Sie wandte sich an ihren Bruder, den Mond, der über ihr am Himmel stand.
»Bruder Mond«, sagte sie, »Lieber Bruder Mond, sag: Warum ist das Leben nicht so, wie man es sich wünscht?«
»Die Frage ist, warum du dir etwas wünschst, das dir das Leben nicht gibt«, antwortete der Mond. »Jede Nacht stehe ich am Himmel. Heute erscheine ich dir rund und hell. Doch bald schon werde ich dürr und ausgezehrt sein, sodass du mich gar nicht mehr sehen kannst. Aber ich bin zufrieden mit dem, was ich habe. Das Leben ist am einfachsten, wenn man mit ihm zufrieden ist.«
Die junge Wölfin dachte auch über diese Antwort nach. Doch noch immer konnte sie nicht ruhig einschlafen. Da ging sie zu Mutter Erde, denn Mutter Erde war sehr weise und wusste fast alles.
»Mutter Erde«, sprach die Wölfin, »Gute Mutter Erde, verrate mir: Warum ist das Leben nicht immer so, wie man es haben will?«
»Die Frage ist, warum es dafür einen Grund geben muss«, raunte die alte Erde. »Tag für Tag drehe ich mich im Kreise, immerzu beschreibe ich denselben Weg. Sorge dafür, dass du am Tage die Sonne sehen kannst und in der Nacht den Mond. Ich mache, dass aus dem Frühling der Sommer wird, und danach Herbst und Winter. Immer dasselbe, seit Jahr und Tag. Es ist nun einmal, wie es ist. Das Leben ist am einfachsten, wenn man es akzeptiert.«
Die Wölfin grübelte lange, doch noch immer konnte sie mit den Antworten nicht zufrieden sein. Da fasste sie sich ein Herz und fragte das Leben selbst.

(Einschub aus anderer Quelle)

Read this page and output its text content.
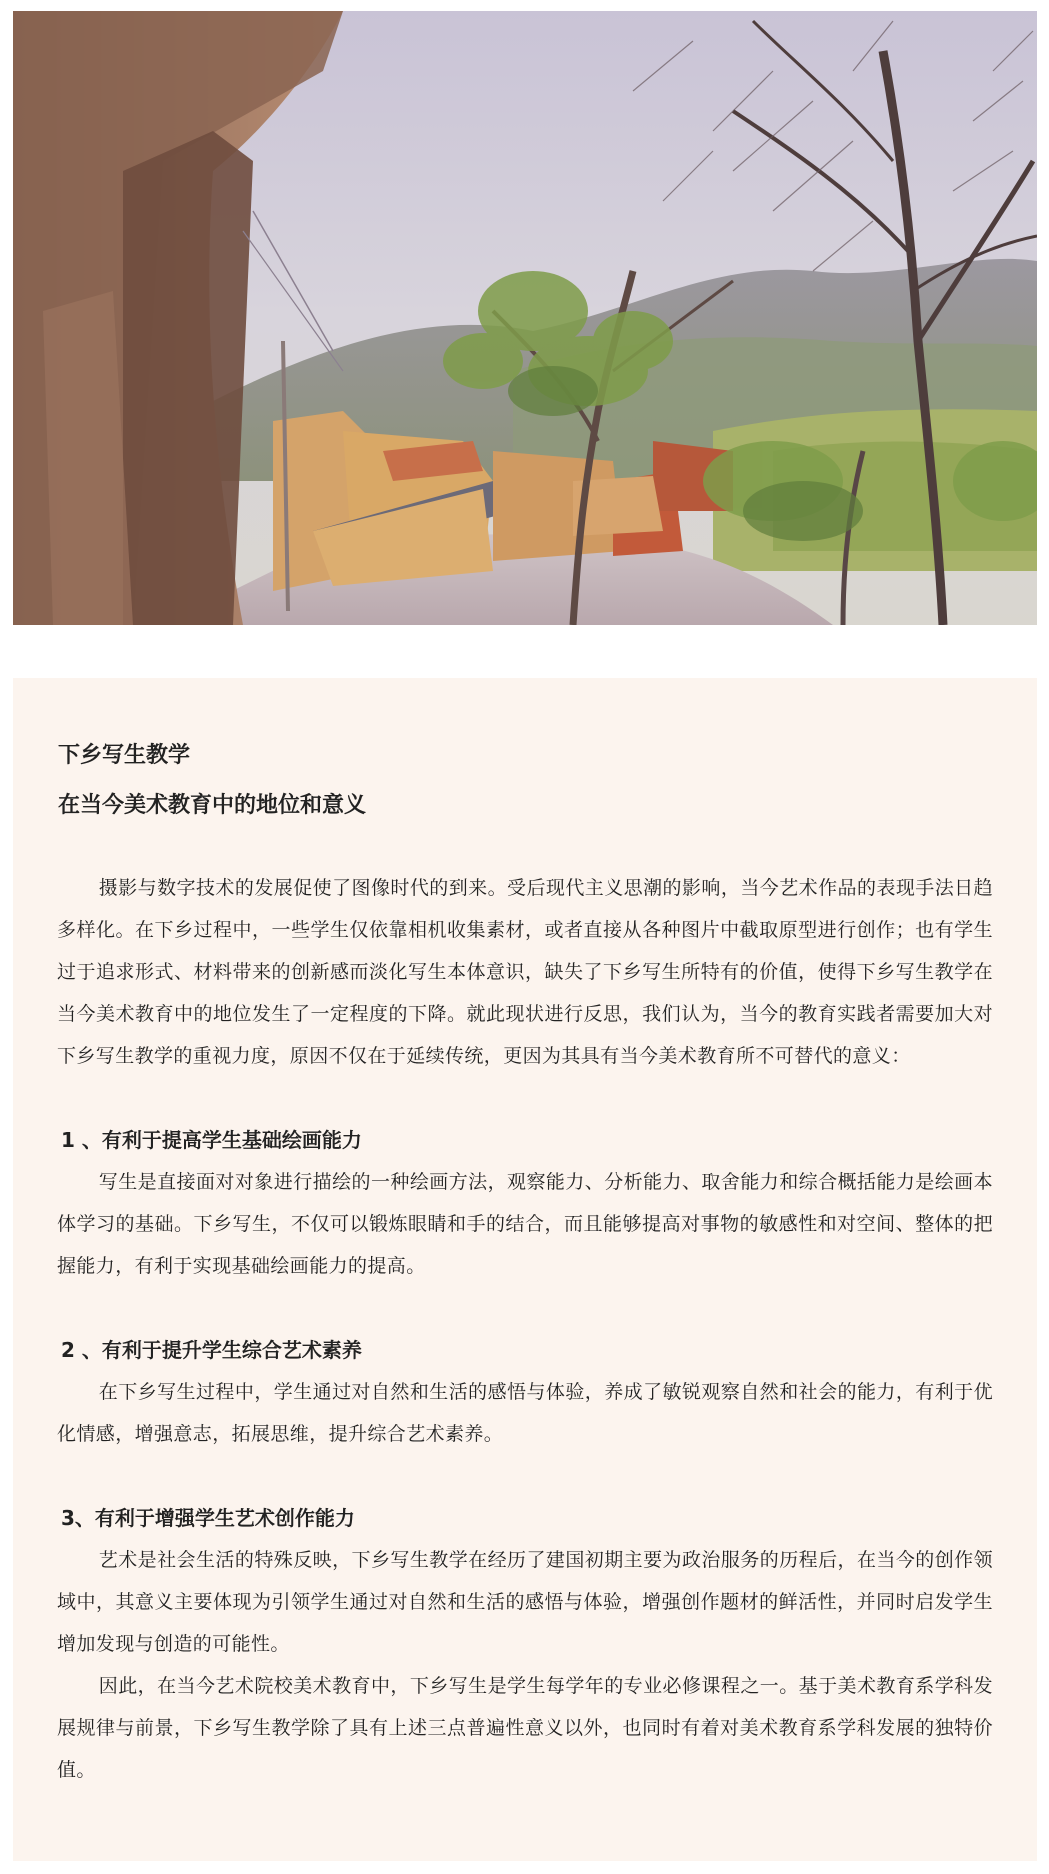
下乡写生教学

在当今美术教育中的地位和意义

摄影与数字技术的发展促使了图像时代的到来。受后现代主义思潮的影响，当今艺术作品的表现手法日趋多样化。在下乡过程中，一些学生仅依靠相机收集素材，或者直接从各种图片中截取原型进行创作；也有学生过于追求形式、材料带来的创新感而淡化写生本体意识，缺失了下乡写生所特有的价值，使得下乡写生教学在当今美术教育中的地位发生了一定程度的下降。就此现状进行反思，我们认为，当今的教育实践者需要加大对下乡写生教学的重视力度，原因不仅在于延续传统，更因为其具有当今美术教育所不可替代的意义：

1 、有利于提高学生基础绘画能力

写生是直接面对对象进行描绘的一种绘画方法，观察能力、分析能力、取舍能力和综合概括能力是绘画本体学习的基础。下乡写生，不仅可以锻炼眼睛和手的结合，而且能够提高对事物的敏感性和对空间、整体的把握能力，有利于实现基础绘画能力的提高。

2 、有利于提升学生综合艺术素养

在下乡写生过程中，学生通过对自然和生活的感悟与体验，养成了敏锐观察自然和社会的能力，有利于优化情感，增强意志，拓展思维，提升综合艺术素养。

3、有利于增强学生艺术创作能力

艺术是社会生活的特殊反映，下乡写生教学在经历了建国初期主要为政治服务的历程后，在当今的创作领域中，其意义主要体现为引领学生通过对自然和生活的感悟与体验，增强创作题材的鲜活性，并同时启发学生增加发现与创造的可能性。

因此，在当今艺术院校美术教育中，下乡写生是学生每学年的专业必修课程之一。基于美术教育系学科发展规律与前景，下乡写生教学除了具有上述三点普遍性意义以外，也同时有着对美术教育系学科发展的独特价值。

»Liebes Leben«, begann sie, »So sage mir: Warum bist du nicht so, wie ich es mir wünsche?«
»Ach«, seufzte da das Leben, »Ich bin froh, dass du fragst. Die meisten nehmen mich einfach hin. Sie geben sich zufrieden mit dem, was ich tue, und fragen nicht einmal nach dem Grund. Doch woher soll ich wissen, was du dir von mir wünschst, wenn du es mir nicht zeigst?«
Die Wölfin war verwundert. »Und wie soll ich das tun?«, fragte sie.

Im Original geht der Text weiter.